Breyer starts with Section 524 of the Bankruptcy Code, which provides that the bankruptcy court’s order of discharge “operates as an injunction against” post-bankruptcy collection of debts. Because that statute gives the discharge force by treating it as an injunction, Breyer reasons, enforcement of the discharge should follow traditional rules for enforcing injunctions. Quoting a law-review article by Justice Felix Frankfurter, Breyer explains: “When a statutory term is ‘obviously transplanted from another legal source,’ it ‘brings the old soil with it.’” In this case, the “old soil” is the “potent weapon” of sanctions for contempt. Traditionally, Breyer notes, courts faced with injunctions have understood that “basic fairness” requires that those sanctions do not apply in the face of a “fair ground of doubt” about the propriety of activity.
Coming closer to the dispute at hand, Breyer emphasizes that the “standard is generally an objective one,” which means “that a party’s subjective belief that [the party] was complying with an order ordinarily will not insulate [the party] from civil contempt if that belief was objectively unreasonable.” Breyer offers one qualification of that statement, noting that “subjective intent is [not] always irrelevant,” both because “sanctions may be warranted when a party acts in bad faith” and because “a party’s good faith, even where it does not bar civil contempt, may help to determine an appropriate sanction.” Breyer closes that discussion by offering a summary statement of a rule of decision: Sanctions are appropriate “when the creditor violates a discharge order based on an objectively unreasonable understanding of the discharge order or the statutes that govern its scope.”
With that “objectively unreasonable” standard in hand, Breyer readily disposes of the 9th Circuit’s view that even an unreasonable understanding of the discharge protects a creditor from contempt: “[T]his standard is inconsistent with traditional civil contempt principles, under which parties cannot be insulated from a finding of civil contempt based on their subjective good faith.” For Breyer the lower-court standard “relies too heavily on difficult-to-prove states of mind” and “may too often lead creditors who stand on shaky legal ground to collect discharged debts, forcing debtors back into litigation … to protect the discharge that it was the very purpose of the bankruptcy proceeding to provide.”
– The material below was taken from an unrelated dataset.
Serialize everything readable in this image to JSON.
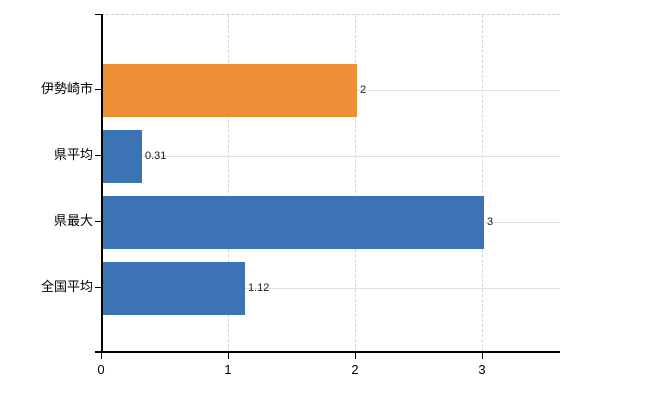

Finally, Breyer turns to the standard that Taggart proposes, a “strict-liability” standard under which actions that violate the discharge would be sanctioned unless the creditor precleared them with the bankruptcy court. For Breyer, that standard does not “provide a workable solution to the creditor’s potential dilemma.” From his perspective, because “there will often be at least some doubt as to the scope of such orders,” a preclearance requirement would “lead to frequent use of the advance determination procedure.” The statute suggests, though, that such a “procedure would be needed in only a small number of cases.” In contrast, Breyer explains, “widespread use of this procedure” would “mov[e]” a substantial body of “litigation out of state courts, who have concurrent jurisdiction over such questions, and into federal courts.” The “additional federal litigation, additional costs, and additional delays” of that proposal are enough to persuade Breyer to reject it.
Taggart is not an earth-shaking decision. It does, though, provide the first Supreme Court discussion of a topic that comes up with considerable frequency in the bankruptcy courts, so we can expect it to be widely used to provide the organizing principle for the trial-court opinions that resolve litigation in the area.